The obvious solution was to use a dremel like tool, but I lacked it.

The following steps reproduce the steps I took to make a last resource tool... I took the photographs in reverse order, when dismantling the tool, after successfully using it.

Step 1: You'll Need...

You'll need the following tools and materials:

* Some tape. I used masking tape, but duct tape should do it.
* Sanding paper. I cut a 1"×2.5" (25×70mm) piece.
* A ?socket drive extender? I took it from a ratchet set. If you have a non-percusion electric drill, you could use their bits.
* A electric screwdriver. I used a cheap screwdriver with fixed speed (that's all I have). Maybe a drill could do it, but you should use it on the slower speed to avoid accidents.

Step 2: Cut the Sandbox Paper. Protect the Extender.

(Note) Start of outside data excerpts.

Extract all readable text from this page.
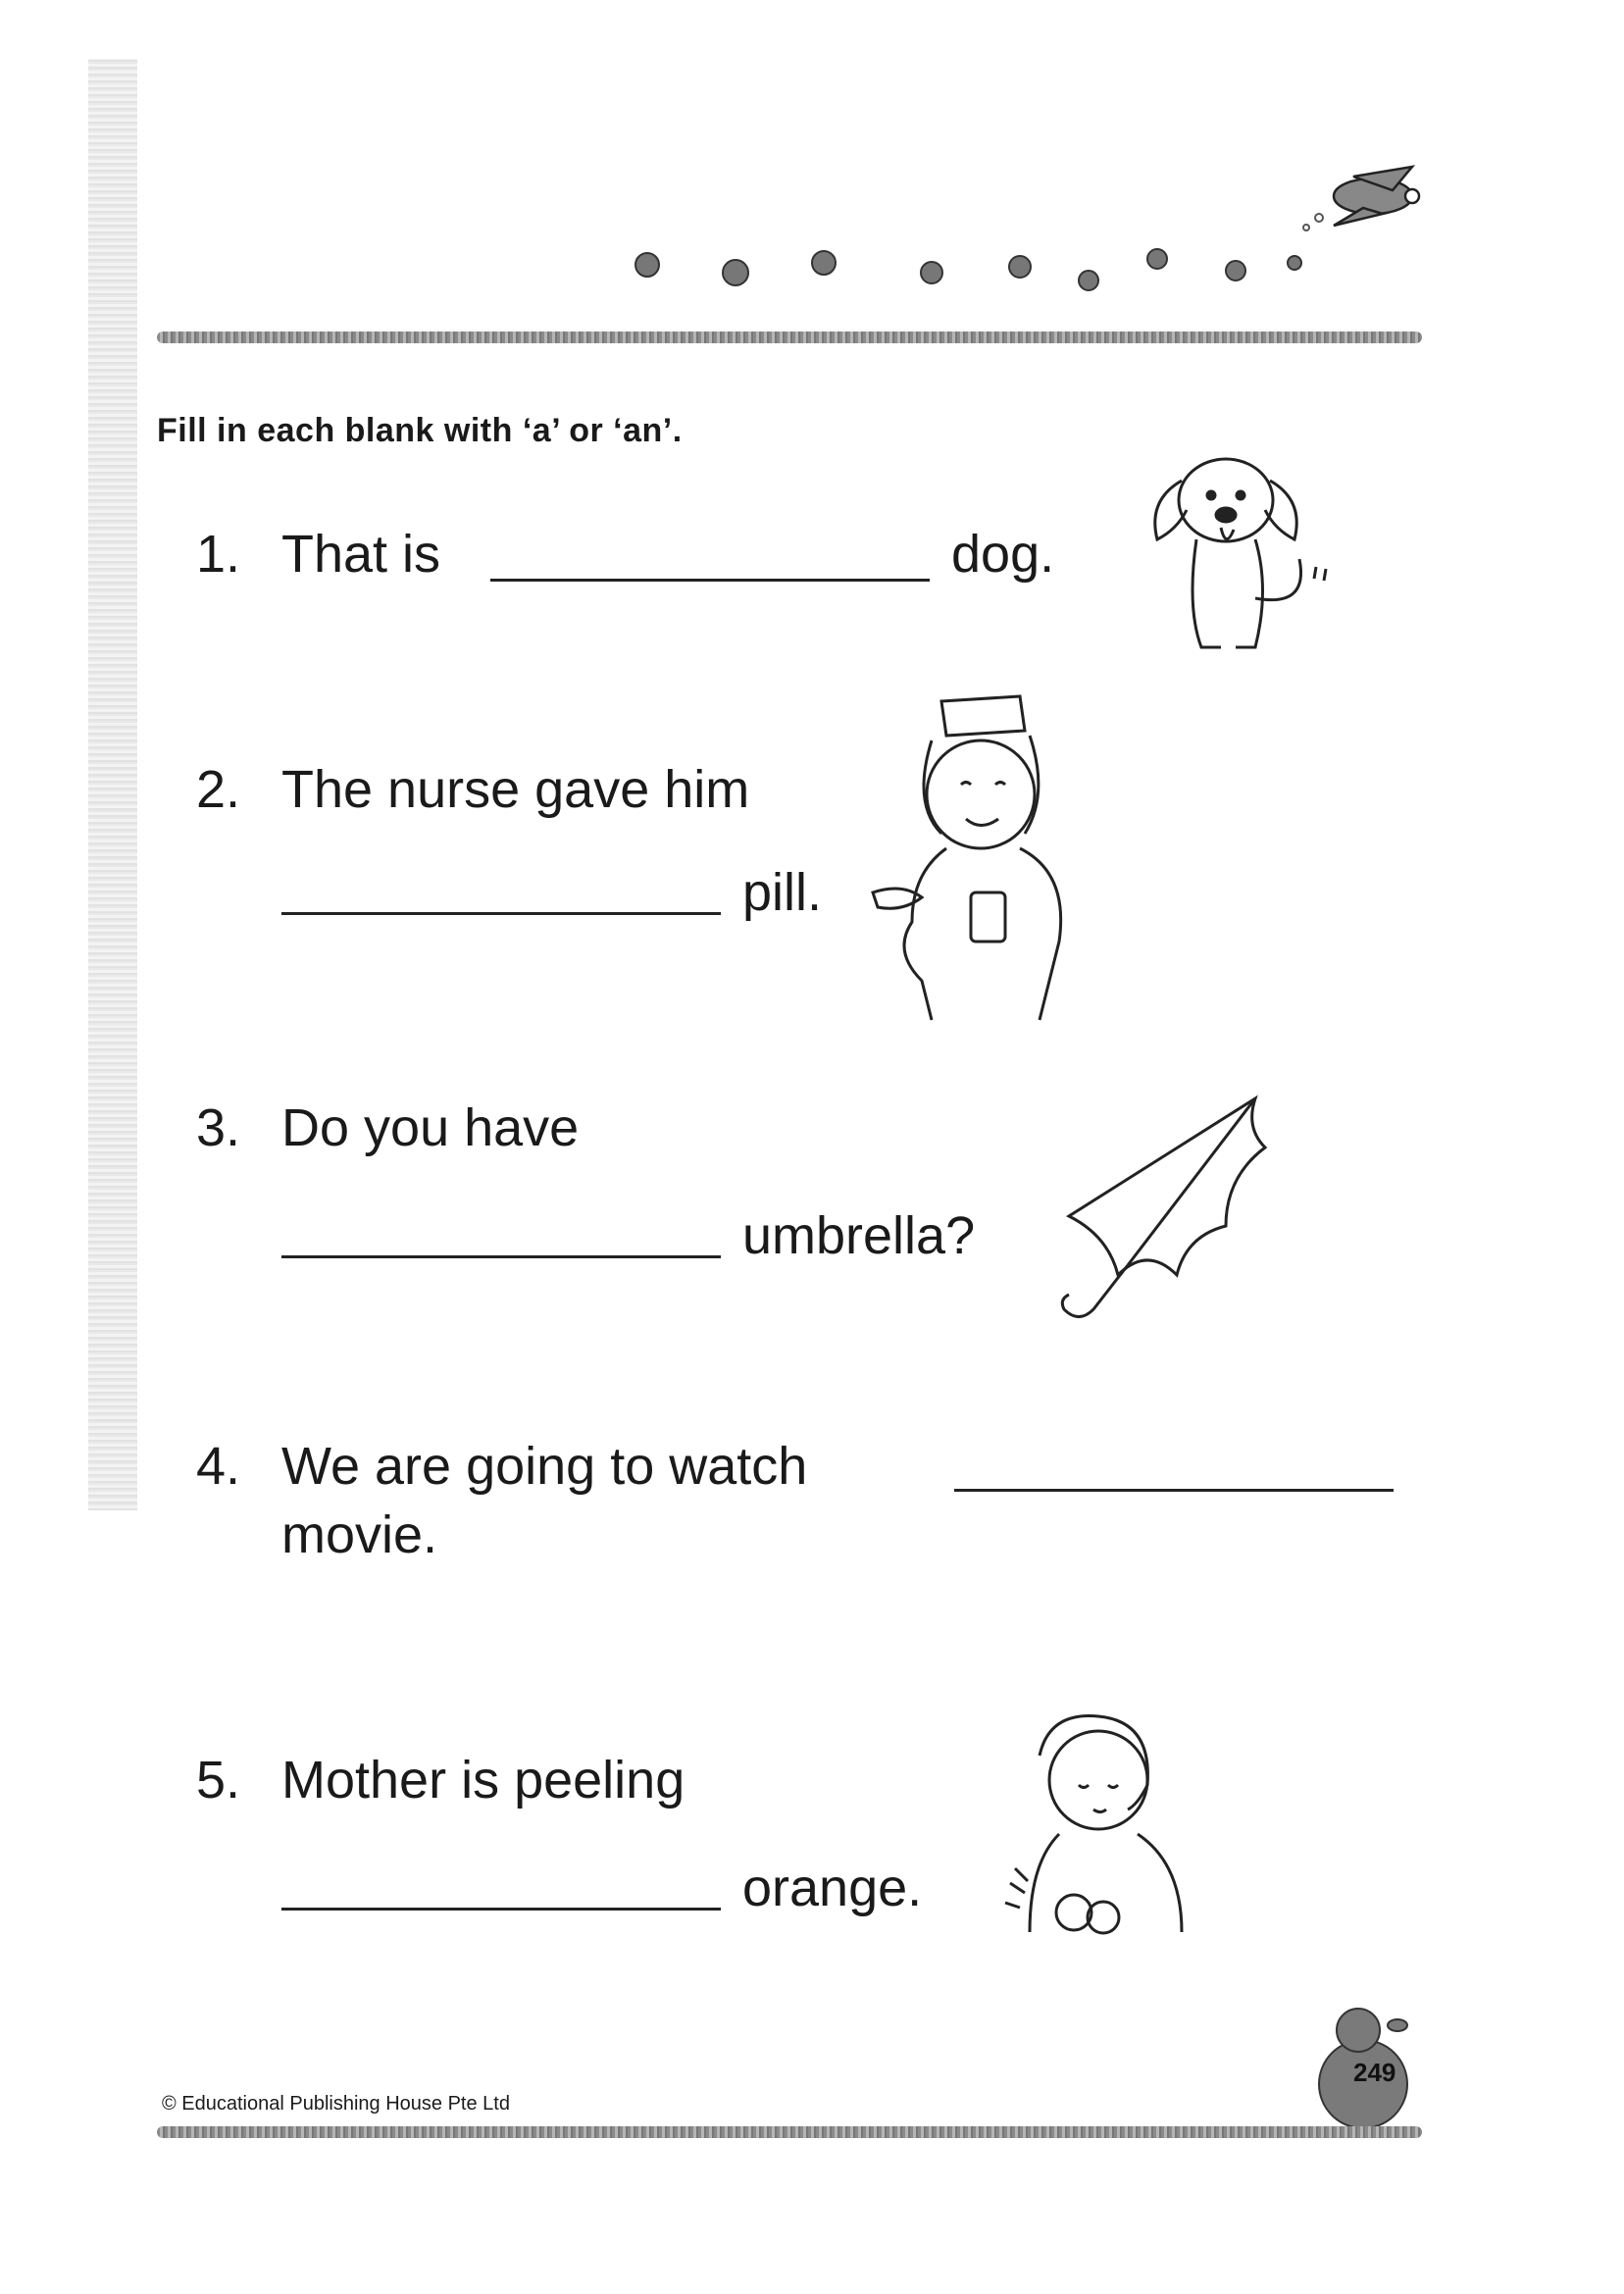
Fill in each blank with ‘a’ or ‘an’.
1. That is	dog.
2. The nurse gave him
pill.
3. Do you have
umbrella?
4. We are going to watch
movie.
5. Mother is peeling
orange.
© Educational Publishing House Pte Ltd
249
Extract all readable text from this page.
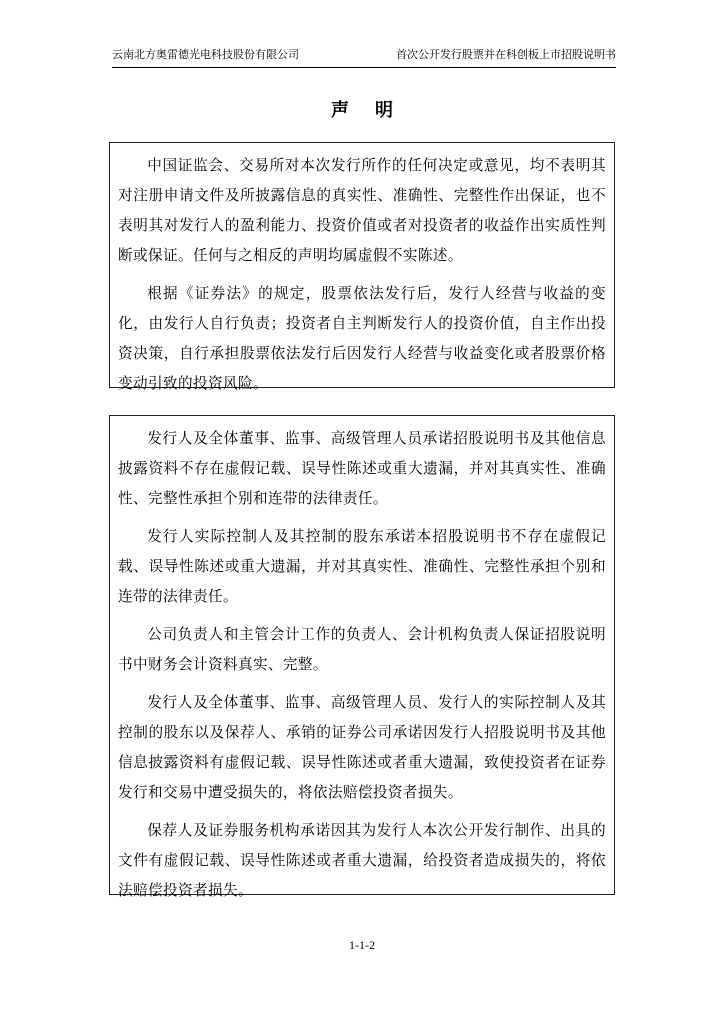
云南北方奥雷德光电科技股份有限公司	首次公开发行股票并在科创板上市招股说明书
声明

中国证监会、交易所对本次发行所作的任何决定或意见，均不表明其对注册申请文件及所披露信息的真实性、准确性、完整性作出保证，也不表明其对发行人的盈利能力、投资价值或者对投资者的收益作出实质性判断或保证。任何与之相反的声明均属虚假不实陈述。

根据《证券法》的规定，股票依法发行后，发行人经营与收益的变化，由发行人自行负责；投资者自主判断发行人的投资价值，自主作出投资决策，自行承担股票依法发行后因发行人经营与收益变化或者股票价格变动引致的投资风险。

发行人及全体董事、监事、高级管理人员承诺招股说明书及其他信息披露资料不存在虚假记载、误导性陈述或重大遗漏，并对其真实性、准确性、完整性承担个别和连带的法律责任。

发行人实际控制人及其控制的股东承诺本招股说明书不存在虚假记载、误导性陈述或重大遗漏，并对其真实性、准确性、完整性承担个别和连带的法律责任。

公司负责人和主管会计工作的负责人、会计机构负责人保证招股说明书中财务会计资料真实、完整。

发行人及全体董事、监事、高级管理人员、发行人的实际控制人及其控制的股东以及保荐人、承销的证券公司承诺因发行人招股说明书及其他信息披露资料有虚假记载、误导性陈述或者重大遗漏，致使投资者在证券发行和交易中遭受损失的，将依法赔偿投资者损失。

保荐人及证券服务机构承诺因其为发行人本次公开发行制作、出具的文件有虚假记载、误导性陈述或者重大遗漏，给投资者造成损失的，将依法赔偿投资者损失。

1-1-2
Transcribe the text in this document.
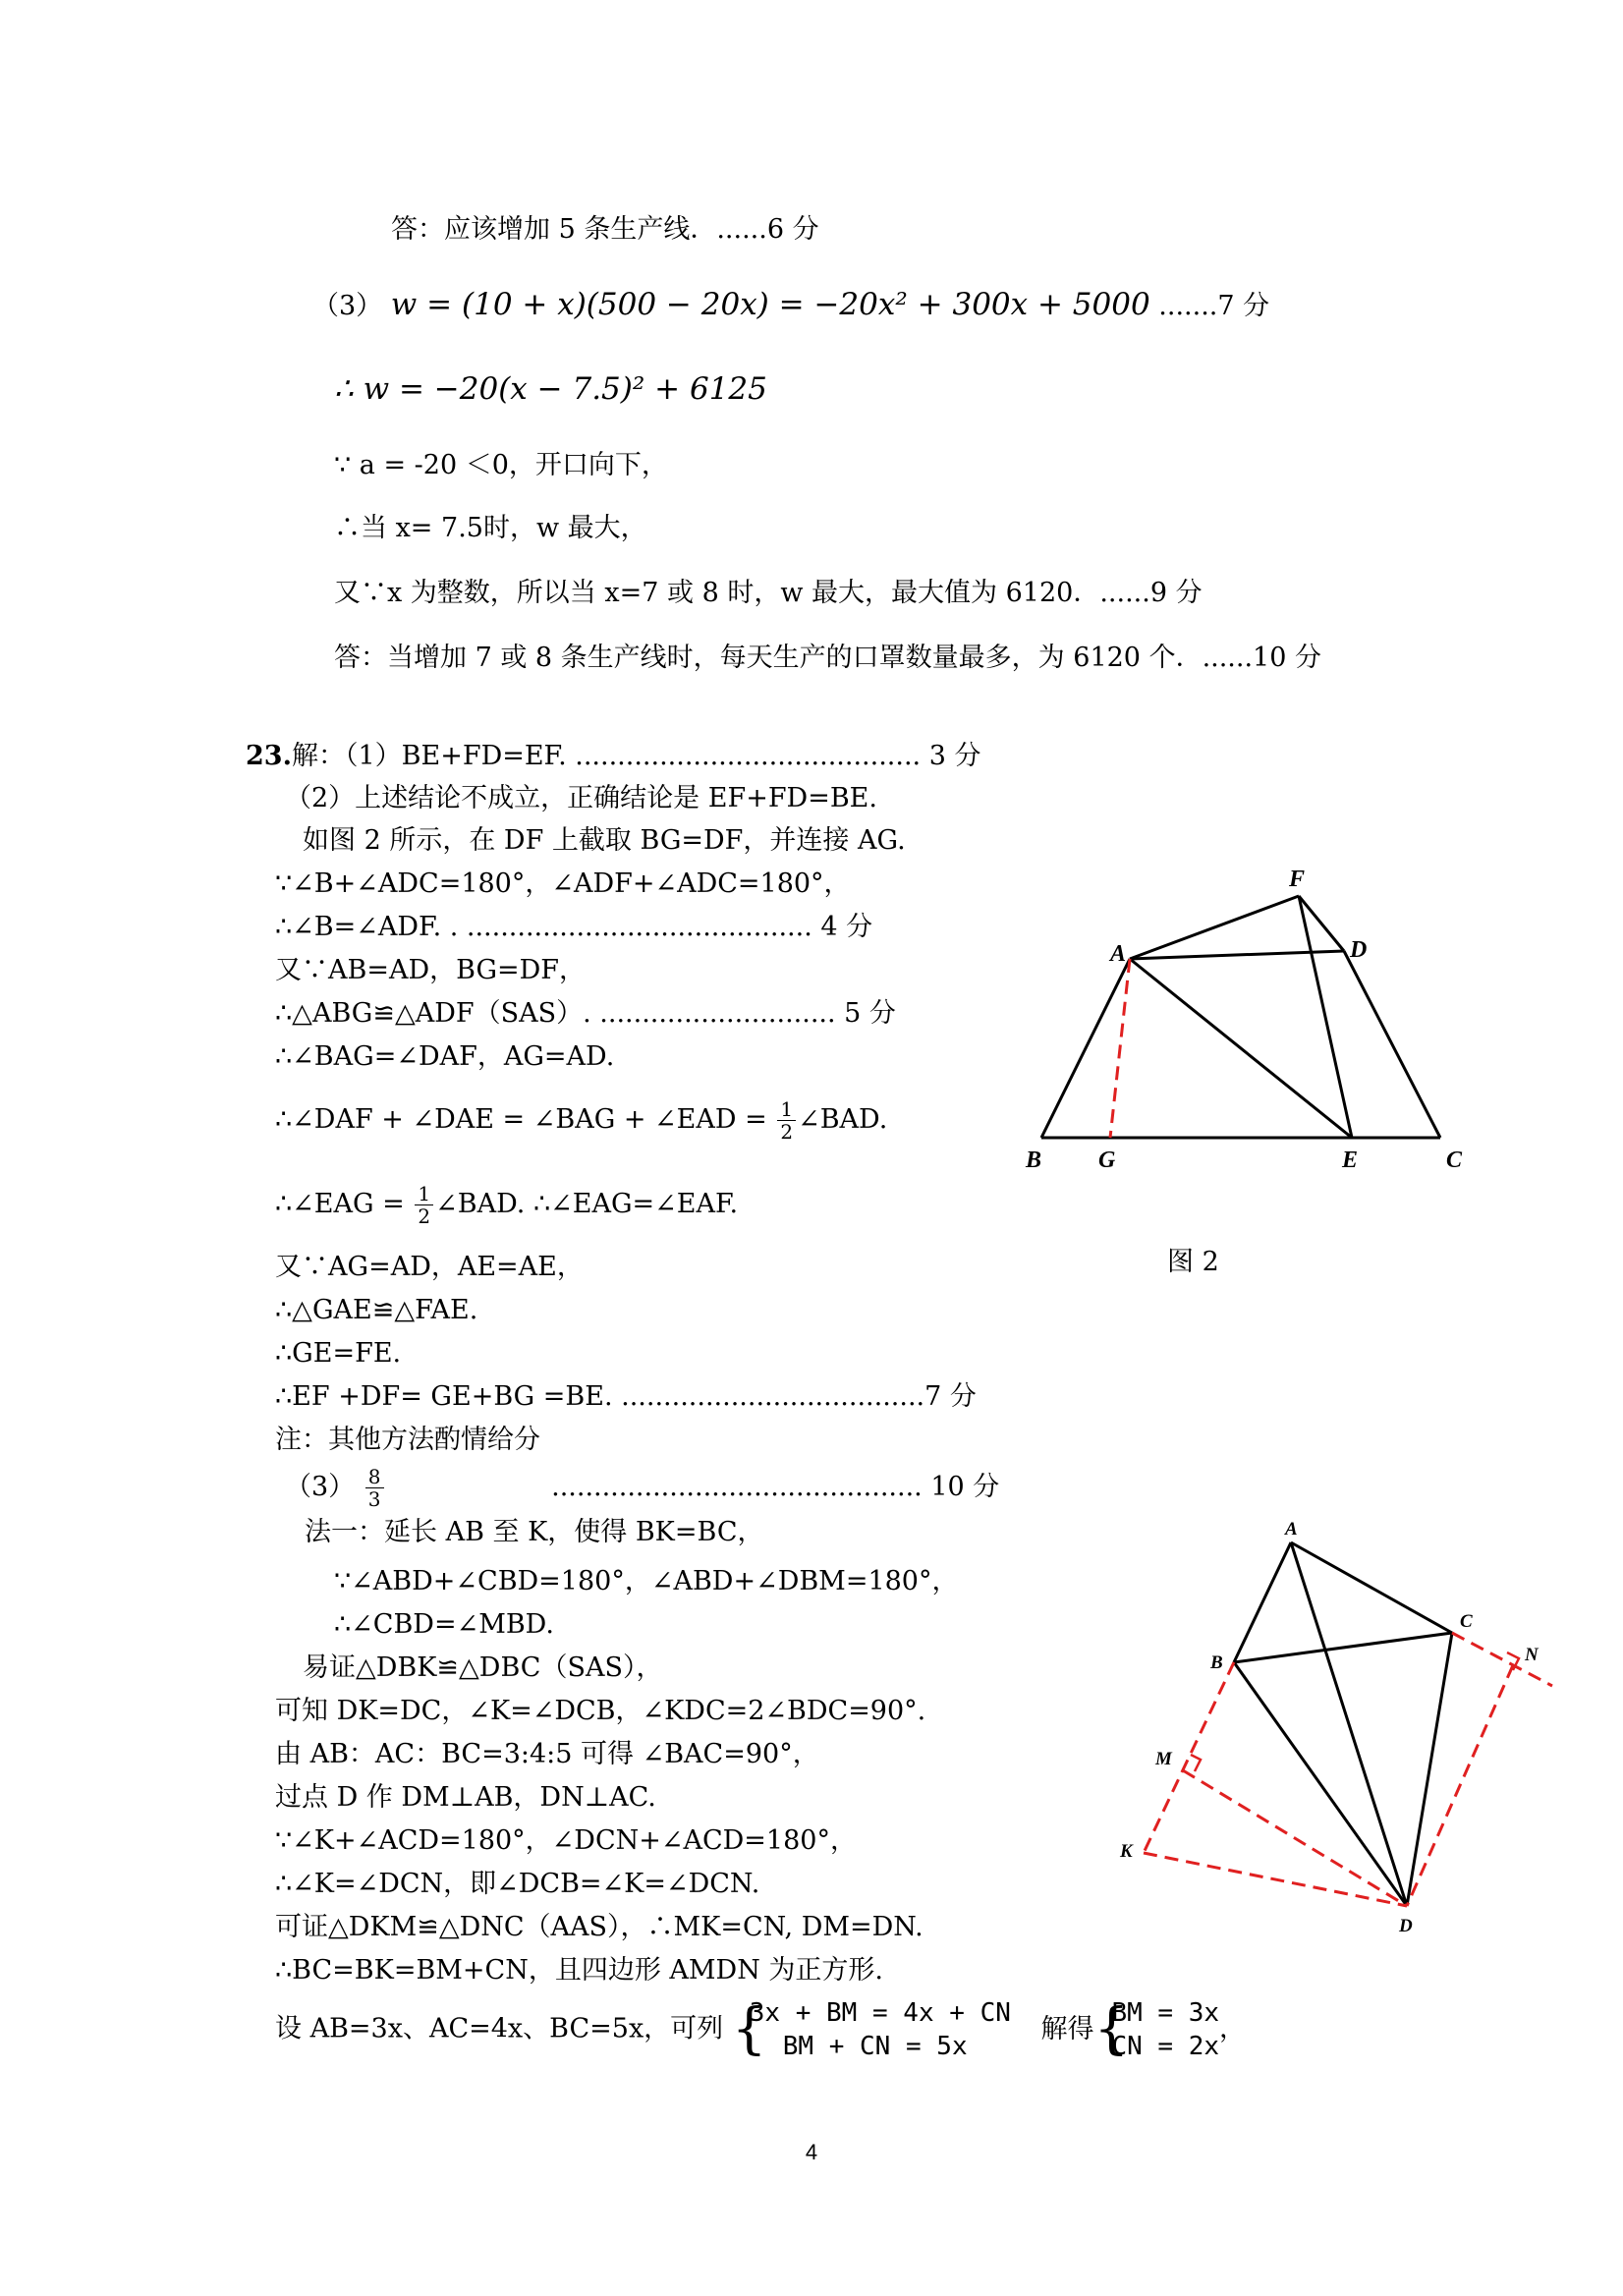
答：应该增加 5 条生产线．......6 分
（3） w = (10 + x)(500 − 20x) = −20x² + 300x + 5000 .......7 分
∴ w = −20(x − 7.5)² + 6125
∵ a = -20 ＜0，开口向下，
∴当 x= 7.5时，w 最大，
又∵x 为整数，所以当 x=7 或 8 时，w 最大，最大值为 6120．......9 分
答：当增加 7 或 8 条生产线时，每天生产的口罩数量最多，为 6120 个．......10 分
23.解：（1）BE+FD=EF. ......................................... 3 分
（2）上述结论不成立，正确结论是 EF+FD=BE.
如图 2 所示，在 DF 上截取 BG=DF，并连接 AG.
∵∠B+∠ADC=180°，∠ADF+∠ADC=180°，
∴∠B=∠ADF. . ......................................... 4 分
又∵AB=AD，BG=DF，
∴△ABG≌△ADF（SAS）. ............................ 5 分
∴∠BAG=∠DAF，AG=AD.
∴∠DAF + ∠DAE = ∠BAG + ∠EAD = $\frac{1}{2}$ ∠BAD.
∴∠EAG = $\frac{1}{2}$ ∠BAD. ∴∠EAG=∠EAF.
又∵AG=AD，AE=AE，
∴△GAE≌△FAE.
∴GE=FE.
∴EF +DF= GE+BG =BE. ....................................7 分
注：其他方法酌情给分
$(3) \frac{8}{3}$	............................................ 10 分
法一：延长 AB 至 K，使得 BK=BC，
∵∠ABD+∠CBD=180°，∠ABD+∠DBM=180°，
∴∠CBD=∠MBD.
易证△DBK≌△DBC（SAS），
可知 DK=DC，∠K=∠DCB，∠KDC=2∠BDC=90°.
由 AB：AC：BC=3:4:5 可得 ∠BAC=90°，
过点 D 作 DM⊥AB，DN⊥AC.
∵∠K+∠ACD=180°，∠DCN+∠ACD=180°，
∴∠K=∠DCN，即∠DCB=∠K=∠DCN.
可证△DKM≌△DNC（AAS），∴MK=CN, DM=DN.
∴BC=BK=BM+CN，且四边形 AMDN 为正方形.
设 AB=3x、AC=4x、BC=5x，可列 {
3x + BM = 4x + CN
BM + CN = 5x
解得 {
BM = 3x
CN = 2x
，
A
B G	E	C
F
D
图 2
A
B
C
D
K
M
N
4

Start by cutting a piece of sanding paper and protecting the extender with some tape.
Then make a cone with sandbox paper.

Step 3: Fix the Sandbox Paper.

Attach the sandbox paper to the driver extender and fix it with some tape.

Step 4: Strengthen the Structure.

Strengthen the structure by adding more tape.

Step 5: Use It

Attach the extender to your electric screwdriver and start sanding.
Use the most caution and (if possible) low speed. Remember your "tool" is unstable and can do nasty things like jumping over the pieces (destroying them), jumping to your eyes or fingers, or even catching fire if it gets too hot due to friction.
Also, use protective mask and glasses, like you should with a real dremel-like tool. This thing produces small particles that could seriously damage your lungs.